Por outro lado, se atendermos à forma como o Legislador delineou o recurso de revista, em especial, se olharmos aos pressupostos que condicionam a sua admissibilidade, é de concluir que o mesmo é de natureza excepcional, não correspondendo à introdução generalizada de uma nova instância de recurso, na medida em que das decisões proferidas pelo TCA’s em sede de recurso não cabe, em regra, recurso de revista para o STA.
Temos assim que, de acordo com o já exposto, a intervenção do STA só se justificará em matérias de maior importância, sob pena de se generalizar este recurso de revista o que, se acontecesse, não deixaria de se mostrar desconforme com os fins tidos em vista pelo Legislador (cfr., a “Exposição de Motivos”, do CPTA).
Vejamos, então.
2.2 Na acção que intentou junto do TAF de Lisboa, o agora Recorrente peticionava a condenação do ora Recorrido no sentido de proceder à marcação de “segunda volta das eleições para o conselho executivo da Escola Secundária da Lourinhã” – cfr. fls. 3v.

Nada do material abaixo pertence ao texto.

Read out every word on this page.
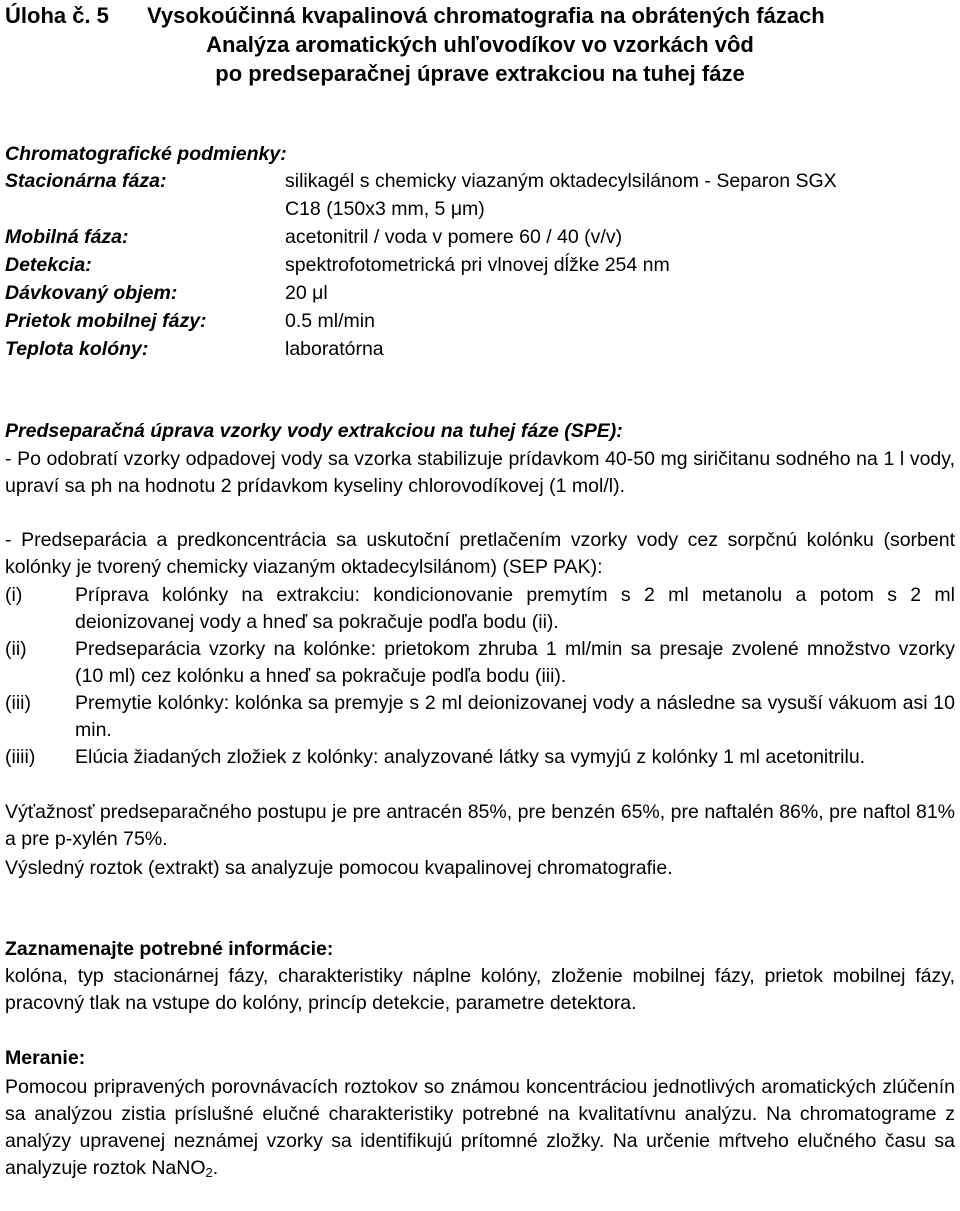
Úloha č. 5 Vysokoúčinná kvapalinová chromatografia na obrátených fázach
Analýza aromatických uhľovodíkov vo vzorkách vôd
po predseparačnej úprave extrakciou na tuhej fáze
Chromatografické podmienky:
Stacionárna fáza:	silikagél s chemicky viazaným oktadecylsilánom - Separon SGX
C18 (150x3 mm, 5 μm)
Mobilná fáza:	acetonitril / voda v pomere 60 / 40 (v/v)
Detekcia:	spektrofotometrická pri vlnovej dĺžke 254 nm
Dávkovaný objem:	20 μl
Prietok mobilnej fázy:	0.5 ml/min
Teplota kolóny:	laboratórna
Predseparačná úprava vzorky vody extrakciou na tuhej fáze (SPE):
- Po odobratí vzorky odpadovej vody sa vzorka stabilizuje prídavkom 40-50 mg siričitanu sodného na 1 l vody, upraví sa ph na hodnotu 2 prídavkom kyseliny chlorovodíkovej (1 mol/l).
- Predseparácia a predkoncentrácia sa uskutoční pretlačením vzorky vody cez sorpčnú kolónku (sorbent kolónky je tvorený chemicky viazaným oktadecylsilánom) (SEP PAK):
(i)	Príprava kolónky na extrakciu: kondicionovanie premytím s 2 ml metanolu a potom s 2 ml deionizovanej vody a hneď sa pokračuje podľa bodu (ii).
(ii) Predseparácia vzorky na kolónke: prietokom zhruba 1 ml/min sa presaje zvolené množstvo vzorky (10 ml) cez kolónku a hneď sa pokračuje podľa bodu (iii).
(iii) Premytie kolónky: kolónka sa premyje s 2 ml deionizovanej vody a následne sa vysuší vákuom asi 10 min.
(iiii) Elúcia žiadaných zložiek z kolónky: analyzované látky sa vymyjú z kolónky 1 ml acetonitrilu.
Výťažnosť predseparačného postupu je pre antracén 85%, pre benzén 65%, pre naftalén 86%, pre naftol 81% a pre p-xylén 75%.
Výsledný roztok (extrakt) sa analyzuje pomocou kvapalinovej chromatografie.
Zaznamenajte potrebné informácie:
kolóna, typ stacionárnej fázy, charakteristiky náplne kolóny, zloženie mobilnej fázy, prietok mobilnej fázy, pracovný tlak na vstupe do kolóny, princíp detekcie, parametre detektora.
Meranie:
Pomocou pripravených porovnávacích roztokov so známou koncentráciou jednotlivých aromatických zlúčenín sa analýzou zistia príslušné elučné charakteristiky potrebné na kvalitatívnu analýzu. Na chromatograme z analýzy upravenej neznámej vzorky sa identifikujú prítomné zložky. Na určenie mŕtveho elučného času sa analyzuje roztok NaNO$_2$.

E, isto, uma vez que, na 1ª volta, duas das três listas concorrentes tinham ficado em 2º lugar, com a mesma votação, não tendo qualquer das três listas obtido maioria absoluta, impondo-se, por isso, no entendimento do Recorrente, a repetição do escrutínio, realizando-se, então, se necessária uma segunda volta com as listas mais votadas, o que, contudo, não viria a ser feito, daí o ter intentado a já referida acção, que acabaria por ser julgada procedente no TAF, posição, que, contudo, não viria a ser sufragada no TCA, que revogou o acórdão do TAF e julgou improcedente a acção, por se ter entendido, em síntese, que, à luz do estabelecido do DL 115-A/98, de 4 de Maio, apenas poderiam existir dois escrutínios para a eleição do conselho executivo, caso nenhuma das listas concorrentes tivesse obtido maioria absoluta, sendo que naquelas situações em que se verificasse a existência de duas ou mais listas empatadas em 2º lugar o TCA considerou existir uma lacuna da lei, socorrendo-se, por isso, do disposto no artigo 9º do CC, o que levou o TCA a fazer apelo ao que denominou como sendo o princípio da democraticidade da eleições, assegurando o respeito pelo resultado do primeiro escrutínio, por forma a que a lista mais votada fosse uma das participantes no 2º escrutino, onde também participariam as duas listas que ficaram empatadas (em segundo lugar) no 1º escrutínio, sendo esta a tese que o Recorrente pretende pôr em crise, por via do recurso de revista, nos termos que enuncia na sua alegação.
Ora, em face do já exposto, é patente que a questão a dirimir se apresenta com algum grau de dificuldade, ao nível das operações exegéticas necessárias à sua concreta resolução, ao mesmo tempo que é susceptível de surgir noutros casos similares, razão pela qual tal questão se reveste de especial relevo jurídico.
Verificam-se, assim, os pressupostos de admissão do recurso de revista.